Analyzing Emmanuel Sanders' Impact on the Broncos

Will Emmanuel Sanders have the same impact on the Broncos passing game as Eric Decker?

Regardless of his agent's shady tactics, former Steelers wide receiver Emmanuel Sanders landed in what he called "wide receiver heaven" in Denver.

After finally overcoming numerous foot injuries, Sanders stepped into the starting role last season in Pittsburgh with the departure of Mike Wallace. In 2013, Sanders produced career best numbers: 67 receptions, 740 yards and six touchdowns.

The free agent's tour ended with him signing a three-year, $15 million dollar deal with Denver, which could escalate to $18 million if his performance kicks in $3 million worth of escalators. Was it the right move for the Broncos? What kind of receiver are they getting to replace the departed Eric Decker?

Sanders' Receiving Ability

Sanders brings some exciting physical traits to the Broncos, providing speed and shiftiness to a greater degree than Eric Decker brought to the table for Denver. Sanders' run after the catch ability will allow Peyton Manning a lot of flexibility in the passing game.

Sanders is capable of lining up outside as well as in the slot, and Denver will certainly move Sanders around the line of scrimmage find mismatches. Sanders also possesses 4.4 speed, and has shown the ability to stretch the defense, which will allow Demaryius Thomas and Wes Welker to work the underneath routes in the Denver offense.

But when we take a look at the numbers, it appears that Sanders may be quite a downgrade for the Broncos offense compared to the now departed Eric Decker.

In 2013, Sanders had 67 receptions on 112 targets (59.82% catch rate) from Ben Roethlisberger. He finished the season with 54.15 Reception Net Expected Points (NEP), which ranked fourth-to-last among all receivers with 50 or more catches (45 players). Eric Decker, for reference, had a 112.59 Reception NEP in 2013, which ranked 11th in the NFL.

Now, looking at the number of points added on receptions from a player clearly doesn't tell the entire story. And the number one reason for that, obviously, is the fact that Decker played with a record-breaking Peyton Manning, while Sanders played with an above average Ben Roethlisberger.
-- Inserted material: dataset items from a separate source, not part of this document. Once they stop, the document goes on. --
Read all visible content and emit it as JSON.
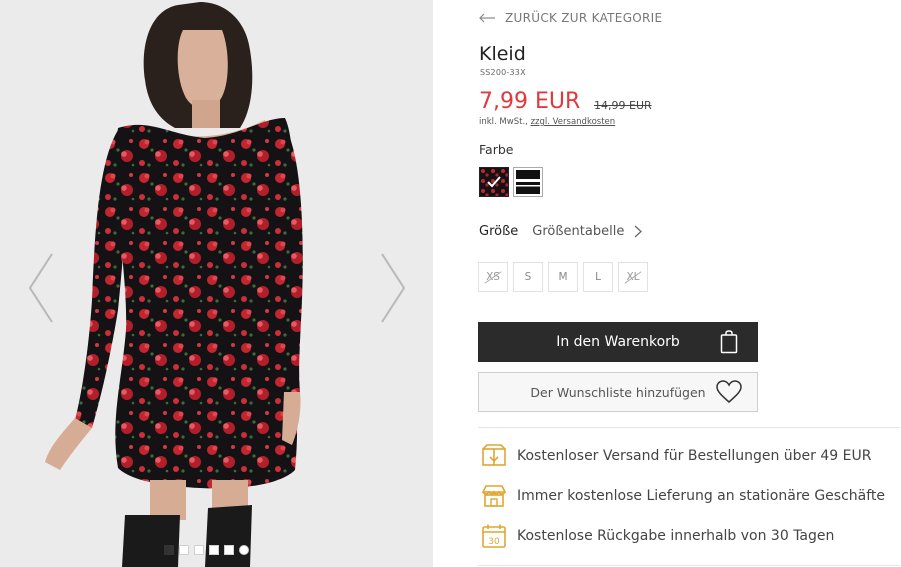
{
  "nav": {
    "back_label": "ZURÜCK ZUR KATEGORIE"
  },
  "product": {
    "title": "Kleid",
    "sku": "SS200-33X",
    "price": "7,99 EUR",
    "old_price": "14,99 EUR",
    "tax_prefix": "inkl. MwSt.,",
    "shipping_link": "zzgl. Versandkosten"
  },
  "color": {
    "label": "Farbe",
    "options": [
      {
        "name": "floral-black",
        "selected": true
      },
      {
        "name": "black-white-stripe",
        "selected": false
      }
    ]
  },
  "size": {
    "label": "Größe",
    "table_link": "Größentabelle",
    "options": [
      {
        "label": "XS",
        "available": false
      },
      {
        "label": "S",
        "available": true
      },
      {
        "label": "M",
        "available": true
      },
      {
        "label": "L",
        "available": true
      },
      {
        "label": "XL",
        "available": false
      }
    ]
  },
  "actions": {
    "cart_label": "In den Warenkorb",
    "wishlist_label": "Der Wunschliste hinzufügen"
  },
  "benefits": [
    {
      "icon": "truck-box-icon",
      "text": "Kostenloser Versand für Bestellungen über 49 EUR"
    },
    {
      "icon": "store-icon",
      "text": "Immer kostenlose Lieferung an stationäre Geschäfte"
    },
    {
      "icon": "calendar-30-icon",
      "text": "Kostenlose Rückgabe innerhalb von 30 Tagen"
    }
  ],
  "gallery": {
    "image_count": 6,
    "active_index": 0
  },
  "colors": {
    "accent_price": "#e2383d",
    "icon_gold": "#e0a632",
    "button_dark": "#2b2b2b"
  }
}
But in comparison, Decker only finished 18 Reception Net Expected Points lower than teammate Demaryius Thomas, while Emmanuel Sanders' score was far lower than both Antonio Brown and Jerricho Cotchery (120.20 and 74.68, respectively). In essence, when you look at what Sanders did with his catches, it wasn't all that impressive.

Even when you factor in volume, things don't get any better. Sanders' Reception NEP per target - the amount of points being added for a player's team on receptions divided by volume - was a measly 0.48 this past season. For context, that number ranked 76th of the 87 receivers with at least 30 receptions last year. Efficiency machine Jerricho Cotchery ranked third within the metric, and Antonio Brown was 34th.

Lastly, Sanders' Target NEP - a measure of how well a player performs on all targets - was easily worst on the Steelers a season ago. While Antonio Brown added over 70 points for the Steelers across his 166 targets, Emmanuel Sanders added just over 10 on his 112. That's not all that uncommon, either, as Sanders has never had a Target NEP hit higher than 22.41, a mediocre score.

Question Marks Surrounding Sanders

There's no doubt that Sanders big shoes to fill in the Denver passing game - the inconsistencies in his game are exposed when looking at the metrics. The Steelers passing game has performed well overall according to our metrics (eighth in Adjusted Passing NEP in 2013), so the poor numbers reflect the fact that he hasn't made huge plays, and that he hasn't been a consistent threat.

Past health issues aside, Sanders must become a more consistent route runner and pass-catcher to become a trusted weapon in Peyton Manning's arsenal.

But the biggest concerns for Sanders are his durability in such a pass heavy offense, and whether or not he can he finally utilize his physical tools to maximize his statistics. He's had foot issues in the past, and while he's played in 32 straight games, he hasn't played that at 100 percent health. He's yet to see a season with more than the 112 targets he saw in 2013, and as we saw, he wasn't all that effective.

Sanders in 2014

With Eric Decker bolting for the green - I mean the Jets - Sanders has a prime opportunity to put up career numbers in a Broncos uniform. I believe Sanders now enters potential fantasy WR2 conversation in the high octane Broncos offense, but only on volume alone.

Peyton Manning has made wide receivers with half of Emmanuel Sanders physical skills look very impressive. Sanders will likely see 120-130 targets in the Denver offense, which should put him around 75 receptions.

As we handicap it today, the over/under for Sanders stat line in 2014 is 75 receptions, 1,100 yards and eight touchdowns.

Sanders will likely fly off draft boards as a low end WR2 in fantasy drafts this summer, and if he refines his skill set by working with Manning, Thomas and Welker, fantasy owners could be very happy with the newest Broncos receiver. They just need to ensure he stays healthy to see enough volume, as his efficiency isn't strong enough to get to that status alone.